Functional Relevance and Real-World Meaningfulness of Data and Their Application
A key concern is the functional relevance and real-world meaningfulness of changes in PMF responses during the recovery period. Accounting for technical and biological test measurement error so that meaningful decrements (e.g. ‘red flags’) in fatigue and performance can be distinguished from natural variations in measurements is evidently a key issue [24]. Some practitioners might use pre-set cut-off thresholds (e.g. defined as the smallest worthwhile change [SWC], arbitrary ± 5–10% or, more correctly, 0.2 of between-players standard deviation [SD] or fraction/multiples of individual SD, depending on the variables of interest [42]) for detecting meaningful changes. Yet we can ask, for example, what would be the real-world effect of a 2.8% reduction (i.e. greater than the SWC) in CMJ peak power output (PPO) values reported at 48 h post-match reported in reserve team professional soccer players [43] on the proportion of duels won/lost in a match played shortly after?

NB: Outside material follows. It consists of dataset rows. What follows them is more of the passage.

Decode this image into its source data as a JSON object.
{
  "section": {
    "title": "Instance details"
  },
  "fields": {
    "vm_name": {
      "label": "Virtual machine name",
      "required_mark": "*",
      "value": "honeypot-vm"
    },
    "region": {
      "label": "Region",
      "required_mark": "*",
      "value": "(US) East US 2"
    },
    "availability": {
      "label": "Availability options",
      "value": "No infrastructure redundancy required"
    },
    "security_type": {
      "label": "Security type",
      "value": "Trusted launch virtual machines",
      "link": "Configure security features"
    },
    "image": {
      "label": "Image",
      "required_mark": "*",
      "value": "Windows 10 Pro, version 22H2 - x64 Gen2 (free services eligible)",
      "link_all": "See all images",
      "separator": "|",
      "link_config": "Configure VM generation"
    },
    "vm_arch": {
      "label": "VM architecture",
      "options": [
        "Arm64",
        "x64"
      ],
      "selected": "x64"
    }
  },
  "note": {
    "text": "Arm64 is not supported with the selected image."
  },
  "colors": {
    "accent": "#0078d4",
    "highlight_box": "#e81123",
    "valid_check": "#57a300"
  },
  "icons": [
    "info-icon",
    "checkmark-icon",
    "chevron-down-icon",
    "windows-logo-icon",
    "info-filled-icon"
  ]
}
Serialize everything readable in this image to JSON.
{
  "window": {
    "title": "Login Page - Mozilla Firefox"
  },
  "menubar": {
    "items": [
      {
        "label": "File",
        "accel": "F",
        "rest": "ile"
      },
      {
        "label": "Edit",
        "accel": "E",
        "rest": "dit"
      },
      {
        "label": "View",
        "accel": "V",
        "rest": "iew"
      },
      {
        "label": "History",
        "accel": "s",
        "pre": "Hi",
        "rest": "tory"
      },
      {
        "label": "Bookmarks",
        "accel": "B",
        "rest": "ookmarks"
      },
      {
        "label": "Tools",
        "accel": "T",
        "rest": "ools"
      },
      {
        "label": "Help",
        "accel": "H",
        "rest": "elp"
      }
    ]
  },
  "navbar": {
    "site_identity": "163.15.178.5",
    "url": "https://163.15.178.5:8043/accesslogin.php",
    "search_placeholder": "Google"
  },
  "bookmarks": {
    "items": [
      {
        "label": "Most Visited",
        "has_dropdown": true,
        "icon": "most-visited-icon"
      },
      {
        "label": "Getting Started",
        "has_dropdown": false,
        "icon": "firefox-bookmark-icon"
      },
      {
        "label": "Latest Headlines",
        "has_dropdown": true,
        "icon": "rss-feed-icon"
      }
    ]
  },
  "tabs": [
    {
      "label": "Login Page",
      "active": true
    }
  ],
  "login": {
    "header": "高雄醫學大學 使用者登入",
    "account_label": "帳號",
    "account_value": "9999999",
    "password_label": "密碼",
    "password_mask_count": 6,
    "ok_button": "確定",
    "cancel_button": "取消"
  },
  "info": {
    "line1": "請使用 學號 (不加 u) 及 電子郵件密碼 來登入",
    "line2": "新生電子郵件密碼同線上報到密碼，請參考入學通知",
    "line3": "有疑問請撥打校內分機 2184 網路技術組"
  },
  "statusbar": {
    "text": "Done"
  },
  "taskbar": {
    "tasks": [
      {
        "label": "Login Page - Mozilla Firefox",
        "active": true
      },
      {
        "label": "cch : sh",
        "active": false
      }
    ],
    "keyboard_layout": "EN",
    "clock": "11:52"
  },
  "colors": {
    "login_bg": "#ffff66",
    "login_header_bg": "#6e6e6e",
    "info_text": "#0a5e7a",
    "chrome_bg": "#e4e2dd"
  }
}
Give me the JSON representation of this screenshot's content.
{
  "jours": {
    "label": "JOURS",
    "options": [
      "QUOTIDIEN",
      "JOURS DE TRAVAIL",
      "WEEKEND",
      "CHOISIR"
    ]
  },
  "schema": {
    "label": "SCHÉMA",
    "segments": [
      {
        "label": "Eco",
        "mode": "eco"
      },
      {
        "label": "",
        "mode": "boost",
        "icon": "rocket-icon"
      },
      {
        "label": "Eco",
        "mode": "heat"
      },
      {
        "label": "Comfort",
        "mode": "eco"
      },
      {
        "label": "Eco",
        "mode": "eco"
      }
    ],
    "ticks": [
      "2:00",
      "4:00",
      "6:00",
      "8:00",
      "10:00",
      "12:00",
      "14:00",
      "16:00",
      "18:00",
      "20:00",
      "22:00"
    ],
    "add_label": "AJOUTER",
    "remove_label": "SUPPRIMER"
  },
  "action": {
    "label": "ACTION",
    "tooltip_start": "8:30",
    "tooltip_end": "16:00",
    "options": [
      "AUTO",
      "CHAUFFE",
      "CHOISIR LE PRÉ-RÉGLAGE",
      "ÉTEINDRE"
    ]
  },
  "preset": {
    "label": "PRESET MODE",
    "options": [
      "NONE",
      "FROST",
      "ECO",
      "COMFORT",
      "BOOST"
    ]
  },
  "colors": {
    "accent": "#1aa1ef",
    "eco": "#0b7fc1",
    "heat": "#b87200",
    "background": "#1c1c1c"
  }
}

In general, the degree to which PMF data, even if collected robustly in a standardised and reliable way, are actually employed in practice to modify subsequent training delivery is unknown. Anecdotal evidence reports that information can inform adjustments of training workload to ensure players are not under- or over-loaded in the lead-up to ensuing matches. A simple subjective measure of muscle soreness conducted 36–48 h following match-play can aid decision-making on readiness status for a typical mid-week high-intensity aerobic conditioning session or conversely indicate the need for an additional recovery day [44]. However, how do practitioners weigh up the cost versus benefit between allowing a player an additional half- or full-days rest or missing a key tactical training session, for example, to recover a substantial 6.6% decrease in PPO derived from a CMJ 24 h following match-play (reported in the aforementioned professional reserve team players [43])? In our experience, sports science practitioners simply have no choice other than to judge changes in PMF responses on face value and make key decisions using their experience and know-how while accounting for the present context. An upskilling of staff and coaches in sport science and data analysis is arguably necessary! For additional information on identifying meaningful changes in data and decision-making consequences using monitoring systems, the reader is referred to two recent papers [24, 45].